10. NATO, foreign affairs, and the military
  • Secured a $400 billion increase in defense spending from NATO (North Atlantic Treaty Organization) allies by 2024, and the number of members meeting their minimum obligations more than doubled.
  • Credited by Secretary General Jens Stoltenberg for strengthening NATO.
  • Worked to reform and streamline the United Nations (UN) and reduced spending by $1.3 billion.
  • Allies, including Japan and the Republic of Korea, committed to increasing burden-sharing.
  • Protected our Second Amendment rights by announcing the United States will never ratify the UN Arms Trade Treaty.
  • Withdrew from the horrible, one-sided Iran Nuclear Deal and imposed crippling sanctions on the Iranian Regime.
  • Brokered historic peace agreements between Israel and Arab-Muslim countries, including the United Arab Emirates, the Kingdom of Bahrain, and Sudan.
  • Completely rebuilt the United States military with over $2.2 trillion in defense spending, including $738 billion for 2020.
  • Secured three pay raises for our service members and their families, including the largest raise in a decade.

This is a partial list, of course, which must be limited due to space. There are many other items to be added here (e.g., Israel and more Middle Eastern accomplishments), and you can read about them at the website given below.

11. Education
  • The Tax Cuts and Jobs Act expanded School Choice, allowing parents to use up to $10,000 from 529 education savings account to cover K-12 tuition costs at the public, private, or religious school of their choice.
  • Launched a new pro-American lesson plan for students called the 1776 Commission to promote patriotic education.
  • Prohibited the teaching of Critical Race Theory in the Federal government.

There was much more to be done here as well, as is obvious to every sane American, but these accomplishments are notable.

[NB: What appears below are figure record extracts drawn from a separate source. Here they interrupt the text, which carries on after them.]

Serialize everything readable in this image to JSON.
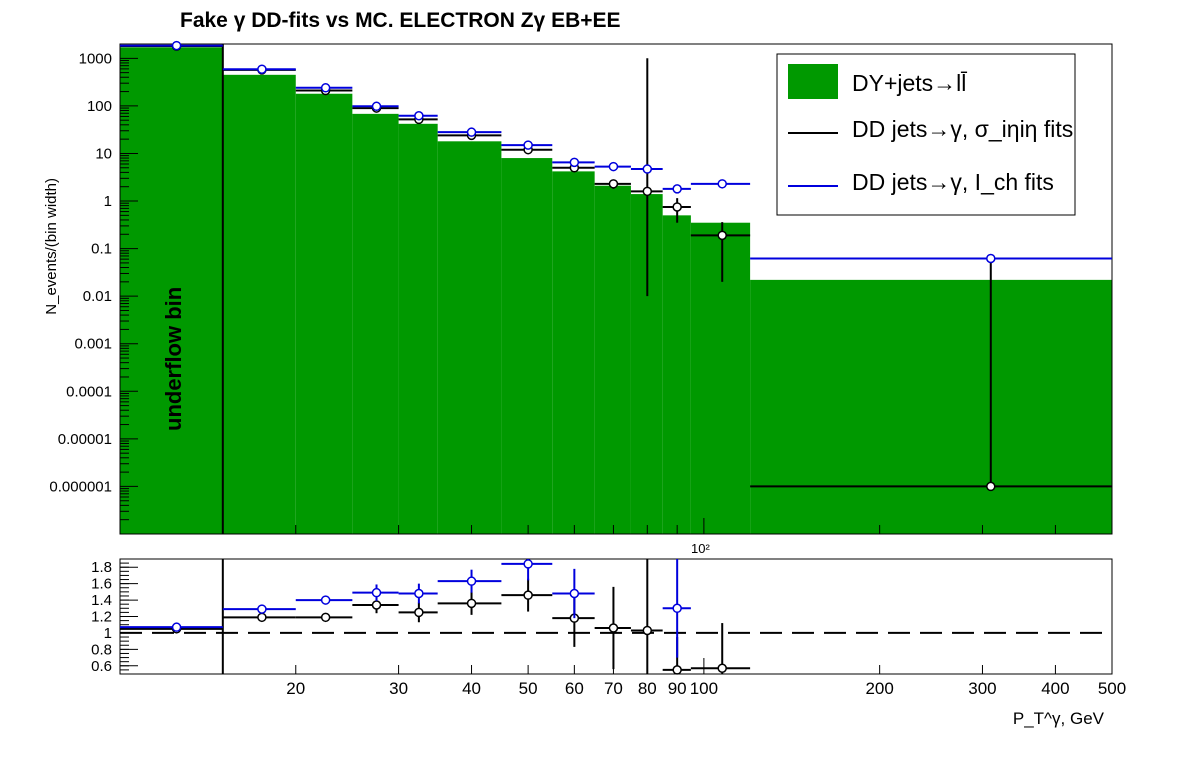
{
  "chart_data": {
    "type": "bar",
    "title": "Fake  γ DD-fits vs MC. ELECTRON Zγ  EB+EE",
    "xlabel": "P_T^γ, GeV",
    "ylabel": "N_events/(bin width)",
    "x_scale": "log",
    "y_scale": "log",
    "xlim": [
      10,
      500
    ],
    "ylim": [
      1e-07,
      2000
    ],
    "x_ticks": [
      "20",
      "30",
      "40",
      "50",
      "60",
      "70",
      "80",
      "90",
      "100",
      "200",
      "300",
      "400",
      "500"
    ],
    "x_multiplier_label": "10²",
    "y_ticks": [
      "0.000001",
      "0.00001",
      "0.0001",
      "0.001",
      "0.01",
      "0.1",
      "1",
      "10",
      "100",
      "1000"
    ],
    "annotation": "underflow bin",
    "legend_position": "top-right",
    "bin_edges": [
      10,
      15,
      20,
      25,
      30,
      35,
      45,
      55,
      65,
      75,
      85,
      95,
      120,
      500
    ],
    "series": [
      {
        "name": "DY+jets→ll̄",
        "kind": "histogram",
        "color": "#009900",
        "values": [
          1700,
          450,
          180,
          68,
          42,
          18,
          8,
          4.2,
          2.1,
          1.4,
          0.5,
          0.35,
          0.022
        ]
      },
      {
        "name": "DD jets→γ, σ_iηiη fits",
        "kind": "points",
        "color": "#000000",
        "x": [
          12.5,
          17.5,
          22.5,
          27.5,
          32.5,
          40,
          50,
          60,
          70,
          80,
          90,
          107.5,
          310
        ],
        "values": [
          1800,
          570,
          210,
          90,
          52,
          24,
          12,
          5.0,
          2.3,
          1.6,
          0.75,
          0.19,
          1e-06
        ],
        "err_low": [
          0,
          40,
          15,
          7,
          5,
          2.5,
          1.5,
          0.7,
          0.5,
          1.59,
          0.4,
          0.17,
          0
        ],
        "err_high": [
          0,
          40,
          15,
          7,
          5,
          2.5,
          1.5,
          0.7,
          0.5,
          1000,
          0.4,
          0.17,
          0.06
        ]
      },
      {
        "name": "DD jets→γ, I_ch fits",
        "kind": "points",
        "color": "#0000dd",
        "x": [
          12.5,
          17.5,
          22.5,
          27.5,
          32.5,
          40,
          50,
          60,
          70,
          80,
          90,
          107.5,
          310
        ],
        "values": [
          1850,
          590,
          240,
          98,
          62,
          28,
          15,
          6.5,
          5.3,
          4.7,
          1.8,
          2.3,
          0.062
        ],
        "err_low": [
          0,
          40,
          20,
          8,
          6,
          3,
          2,
          1,
          0.5,
          0.8,
          0.3,
          0.3,
          0
        ],
        "err_high": [
          0,
          40,
          20,
          8,
          6,
          3,
          2,
          1,
          0.5,
          0.8,
          0.3,
          0.3,
          0
        ]
      }
    ],
    "ratio_panel": {
      "ylim": [
        0.5,
        1.9
      ],
      "y_ticks": [
        "0.6",
        "0.8",
        "1",
        "1.2",
        "1.4",
        "1.6",
        "1.8"
      ],
      "reference_line": 1,
      "series": [
        {
          "name": "σ_iηiη ratio",
          "color": "#000000",
          "x": [
            12.5,
            17.5,
            22.5,
            27.5,
            32.5,
            40,
            50,
            60,
            70,
            80,
            90,
            107.5
          ],
          "values": [
            1.05,
            1.19,
            1.19,
            1.34,
            1.25,
            1.36,
            1.46,
            1.18,
            1.06,
            1.03,
            0.55,
            0.57
          ],
          "err": [
            0.02,
            0.04,
            0.05,
            0.1,
            0.12,
            0.14,
            0.2,
            0.35,
            0.5,
            0.9,
            0.4,
            0.55
          ]
        },
        {
          "name": "I_ch ratio",
          "color": "#0000dd",
          "x": [
            12.5,
            17.5,
            22.5,
            27.5,
            32.5,
            40,
            50,
            60,
            70,
            80,
            90,
            107.5
          ],
          "values": [
            1.07,
            1.29,
            1.4,
            1.49,
            1.48,
            1.63,
            1.84,
            1.48,
            null,
            null,
            1.3,
            null
          ],
          "err": [
            0.02,
            0.04,
            0.05,
            0.1,
            0.12,
            0.14,
            0.2,
            0.3,
            0,
            0,
            0.6,
            0
          ]
        }
      ]
    }
  }
}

These three articles have given only a cursory survey of Mr. Trump’s accomplishments while in office. As noted, most Americans don’t know about them because they were never reported by the Democratic Party’s press. We only heard about his mean tweets, racism, etc. That is the battle we continue to face—getting the positive message out, despite the opposition faced in the “mainstream media.” It is one of the greatest challenges in front of us in saving our country.

None of this information will matter, in the least, to the depraved Leftists. They hate Trump and, pardon the pun, that trumps everything. Evidence and benefitting the American people mean absolutely nothing to them. But we can hope that not every liberal is a closed-minded, hate-filled, evil wretch. Maybe, if we can disseminate this information, we can truly help some people.

If you wish the complete list, go to the website Trump Administration Accomplishments”. If you want to copy and paste them and print them out, they will come to many pages, I assure you.

If Mr. Trump is elected in 2024, obviously he will have to undo a lot of damage that has been done by the Biden administration. He will also have to constantly fight the Left which will, again, do everything possible to destroy him in its relentless pursuit to destroy America. It is amazing, given what he had to go through in his term in office, that Mr. Trump was able to accomplish anything at all.  

Can he return to Washington and “Make America Great Again”? That is in the hands of the American people. Provided, of course, there is an America after two more years of Joe Biden.